3.3 KiB
spiderss - a plaintext RSS crawler
spiderss is a plaintext RSS crawler, based on feedparser, python-readability and html2text. Articles are parsed as Markdown files from the original article web page and stored on the filesystem.
Read the news you want, the way you want it. Without advertisements, clickbait and trackers. And of course because plaintext is God.
Features
- Store articles in categories
- Delete articles after a few days
- Distinguish new from read articles
- Store loved articles forever
- OPML import
Installation
NixOS
Just call nix-shell in the project directory. This will drop you into a python environment with the requirements fulfilled
Legacy OS
Install the requirements with pip install -r requirements.txt.
Usage
./spiderss.py [-h] [-V] [-v] [-c CONFIG]
optional arguments:
-h, --help show this help message and exit
-V, --version show version and exit
-v, --verbose verbose output
-c CONFIG, --config CONFIG
config file (default: ./config.toml)
Config
The config file is written in TOML. Edit it to your liking before calling the script.
# This defines the base directory for the feeds. Please use an absolute path.
base_directory = '/home/<user>/rss'
# Articles older than max_age will be deleted and not be added
max_age = 30
# Feeds
# The category can be empty (''). The feed fill then be stored in the base_directory.
# The category can also be a path, which will result in subdirectories (e.g. 'technology/hardware').
# The name can also be empty (''). feeds with the same category will then be stored in the same directory.
[[feed]]
category = 'News'
name = 'Newssite'
url = 'https://example.org/feed'
[[feed]]
category = 'News'
name = 'Newssite 2'
url = 'https://example.org/feed'
OPML import
Use the opml2spiderss.py script in the script/ folder.
It prints the TOML format of the feeds to stdout.
You can append the feeds to your config e.g. the following way:
./opml2spiderss.py <your_feeds>.opml >> <your_config>.toml
Keep articles up to date
Just create a cron job or a systemd.service, which calls the script every now and then.

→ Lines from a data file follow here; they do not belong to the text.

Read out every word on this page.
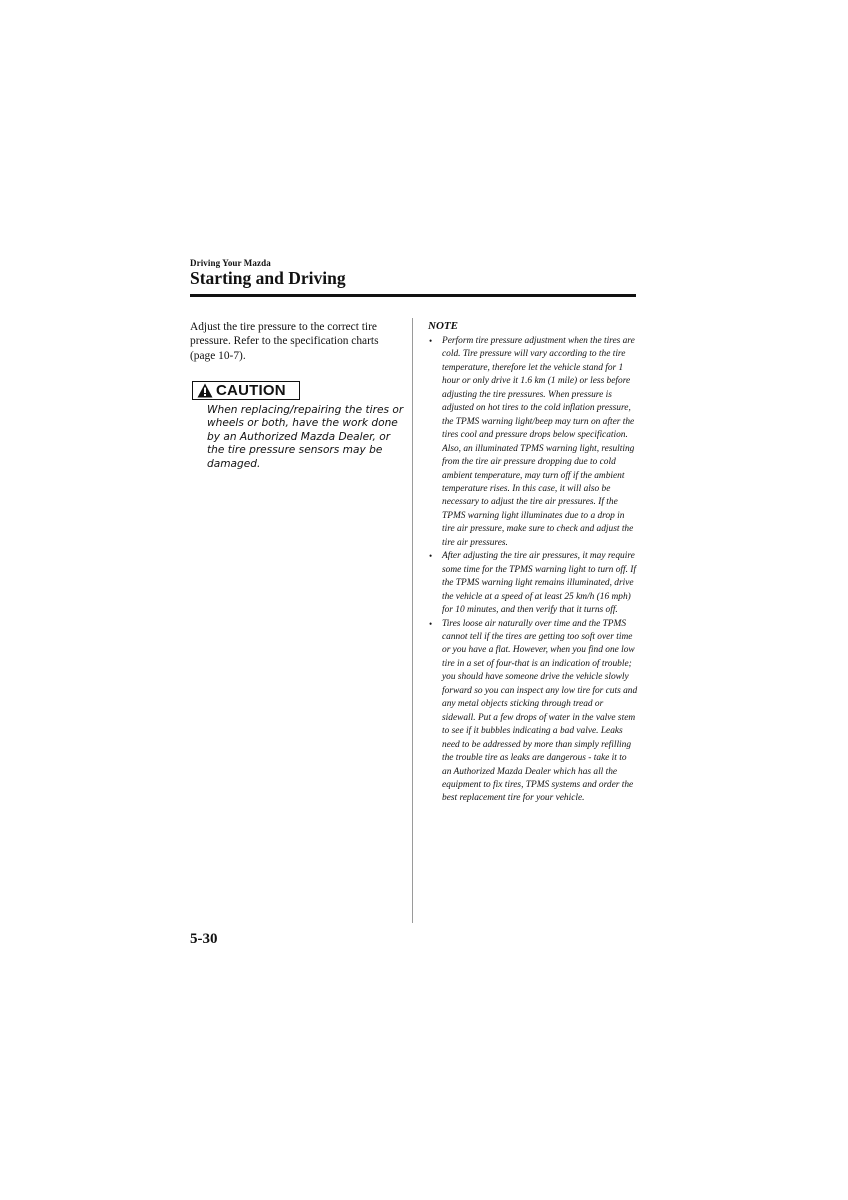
Driving Your Mazda
Starting and Driving

Adjust the tire pressure to the correct tire pressure. Refer to the specification charts (page 10-7).

CAUTION

When replacing/repairing the tires or wheels or both, have the work done by an Authorized Mazda Dealer, or the tire pressure sensors may be damaged.

NOTE
• Perform tire pressure adjustment when the tires are cold. Tire pressure will vary according to the tire temperature, therefore let the vehicle stand for 1 hour or only drive it 1.6 km (1 mile) or less before adjusting the tire pressures. When pressure is adjusted on hot tires to the cold inflation pressure, the TPMS warning light/beep may turn on after the tires cool and pressure drops below specification.

Also, an illuminated TPMS warning light, resulting from the tire air pressure dropping due to cold ambient temperature, may turn off if the ambient temperature rises. In this case, it will also be necessary to adjust the tire air pressures. If the TPMS warning light illuminates due to a drop in tire air pressure, make sure to check and adjust the tire air pressures.

• After adjusting the tire air pressures, it may require some time for the TPMS warning light to turn off. If the TPMS warning light remains illuminated, drive the vehicle at a speed of at least 25 km/h (16 mph) for 10 minutes, and then verify that it turns off.

• Tires loose air naturally over time and the TPMS cannot tell if the tires are getting too soft over time or you have a flat. However, when you find one low tire in a set of four-that is an indication of trouble; you should have someone drive the vehicle slowly forward so you can inspect any low tire for cuts and any metal objects sticking through tread or sidewall. Put a few drops of water in the valve stem to see if it bubbles indicating a bad valve. Leaks need to be addressed by more than simply refilling the trouble tire as leaks are dangerous - take it to an Authorized Mazda Dealer which has all the equipment to fix tires, TPMS systems and order the best replacement tire for your vehicle.

5-30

How can I read the articles?
Use your favourite Markdown viewer, or just the console. spiderss integrates nice with the ranger filemanager, because the categories are folders.
The folder structure
The script creates a folder structure the following way:
base_directory
| - category
| - feedname
| - new
| - read
| - another feedname
| - new
| - read
| - another category
| - a third feedname
| - new
| - read
| - loved
Every feed gets a new and a read subfolder. Article files are stored in the new folder. Move them to the read folder if you're done reading them. You can do this easily e.g. by setting a keybinding in ranger.
A special folder, called loved, is created on startup in the base_directory. It is intended for articles, you want to keep. Articles inside are never deleted, even if they expire the max_age.